Dailydave mailing list archives

Re: Exactly 500 word essay on "Why hacking is cool, so that Marcus changes his web site"


From: Pedram Amini <pedram () redhive com>
Date: Wed, 21 Sep 2005 13:09:21 -0500

All I have to say on this matter is that the essay is not "exactly" 500 words. Rather, it's 483. 494 if you count the title and 497 if you count every word in the e-mail.

Still an interesting read ;-)

-pedram

Dave Aitel wrote:

“Why hacking is cool, so that Marcus changes his web site”

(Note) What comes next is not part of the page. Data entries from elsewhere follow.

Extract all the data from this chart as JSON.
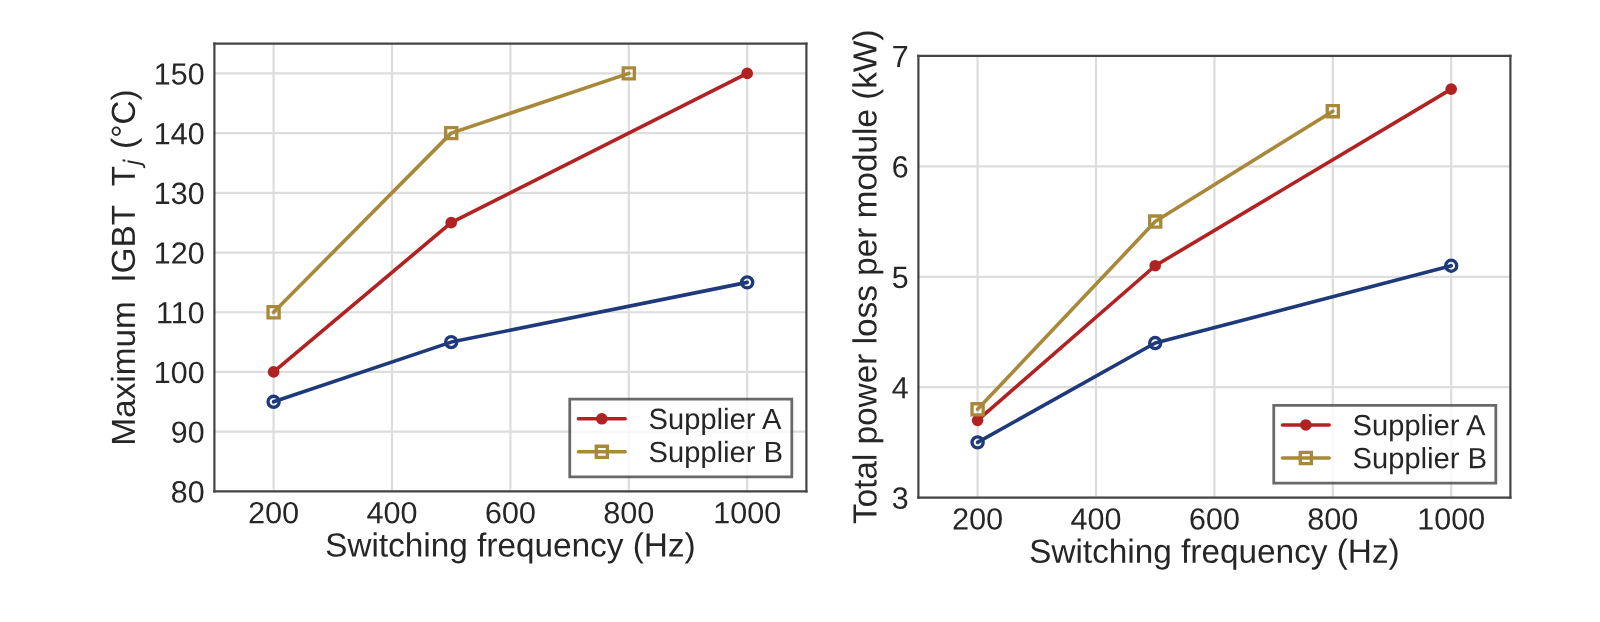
{
  "chart_data": [
    {
      "type": "line",
      "xlabel": "Switching frequency (Hz)",
      "ylabel": "Maximum  IGBT  T$_{j}$ (°C)",
      "x": [
        200,
        500,
        1000
      ],
      "series": [
        {
          "color": "#1f3a7a",
          "marker": "circle",
          "values": [
            95,
            105,
            115
          ]
        },
        {
          "name": "Supplier A",
          "color": "#b22222",
          "marker": "circle",
          "values": [
            100,
            125,
            150
          ]
        },
        {
          "name": "Supplier B",
          "color": "#a8893a",
          "marker": "square",
          "x": [
            200,
            500,
            800
          ],
          "values": [
            110,
            140,
            150
          ]
        }
      ],
      "xlim": [
        100,
        1100
      ],
      "xticks": [
        200,
        400,
        600,
        800,
        1000
      ],
      "ylim": [
        80,
        155
      ],
      "yticks": [
        80,
        90,
        100,
        110,
        120,
        130,
        140,
        150
      ],
      "grid": true,
      "legend": "bottom right"
    },
    {
      "type": "line",
      "xlabel": "Switching frequency (Hz)",
      "ylabel": "Total power loss per module (kW)",
      "x": [
        200,
        500,
        1000
      ],
      "series": [
        {
          "color": "#1f3a7a",
          "marker": "circle",
          "values": [
            3.5,
            4.4,
            5.1
          ]
        },
        {
          "name": "Supplier A",
          "color": "#b22222",
          "marker": "circle",
          "values": [
            3.7,
            5.1,
            6.7
          ]
        },
        {
          "name": "Supplier B",
          "color": "#a8893a",
          "marker": "square",
          "x": [
            200,
            500,
            800
          ],
          "values": [
            3.8,
            5.5,
            6.5
          ]
        }
      ],
      "xlim": [
        100,
        1100
      ],
      "xticks": [
        200,
        400,
        600,
        800,
        1000
      ],
      "ylim": [
        3,
        7
      ],
      "yticks": [
        3,
        4,
        5,
        6,
        7
      ],
      "grid": true,
      "legend": "bottom right"
    }
  ]
}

Hacking, or in common parlance, “breaking into other people's computers” is a tool of the human spirit. We live in a time where new technologies engender new freedoms as well as new tyrannies. As the discipline of revolution must take hold among a society in order to combat any tyranny, such has hacking taken hold among the technical community. More than anything else, the searchable database has made oppression of a group of people a scalable event. It can now be done subtly and out of sight, in airport lobby's, in welfare offices, in school admission offices. You can gerrymander an entire society with enough data on the populace and the aid of advanced computer algorithms.

Because morality and legality are entirely separate worlds, hacking, and the apotheosis of hackers in modern culture (Matrix, et. al) , provides the public three valuable things. The first thing is the idea that unknown heroes, electronic Robin Hoods, are working to defeat the oppression around them. Hacking truly is the mighty made low. It's not joe-blow's cell phone that gets hacked, but Paris Hiltons. It's not your sister's email, but Michael Bloomberg's. This is as true for the Pakistani hacker groups as for the Chinese. Higher levels of oppression, not higher levels of expensive upper education, spawns hackers in places like Turkey, China, Eastern Europe, and South America. Sometimes just a story about revolution can be enough to inspire true freedom.

The second thing hackers bring the public is a complete defeat of the false sense of security world governments would like to provide themselves with extensive Brave-New-World-like monitoring tools. What use is monitoring the public when that data can be manipulated, corrupted, and deceived. What use is it to fost an electronic voting scheme on the public when the public knows how it can be fooled into voting for whoever controls the wires? By defeating the false sense of security normally associated with complex technologies the public does not understand, hackers defeat a small part of the modern tyrannies we could find ourselves under.

The third thing hackers deliver is an offensive operations team against the very powers that seek to defuse other cultural revolutions. Whistleblowers have a technique to use that provides anonymity. The anonymity of astroturfing corporations can be penetrated. Shredded documents detailing environmental destruction can be pulled from a hacker's email archives and emailed to newspapers. When The SCO Group find their website has been hacked, can they trust that their email has not been stored somewhere, ready for revealing at an inopportune moment? In this way, hackers keep those people in places of power honest.

While hacking does harm a few, it frees a many. An exploit itself is a study in cool understated elegance. Hacking is done under extreme pressure and personal risk, each hacker a submarine captain in a leaky boat with a cool head and a steady hand.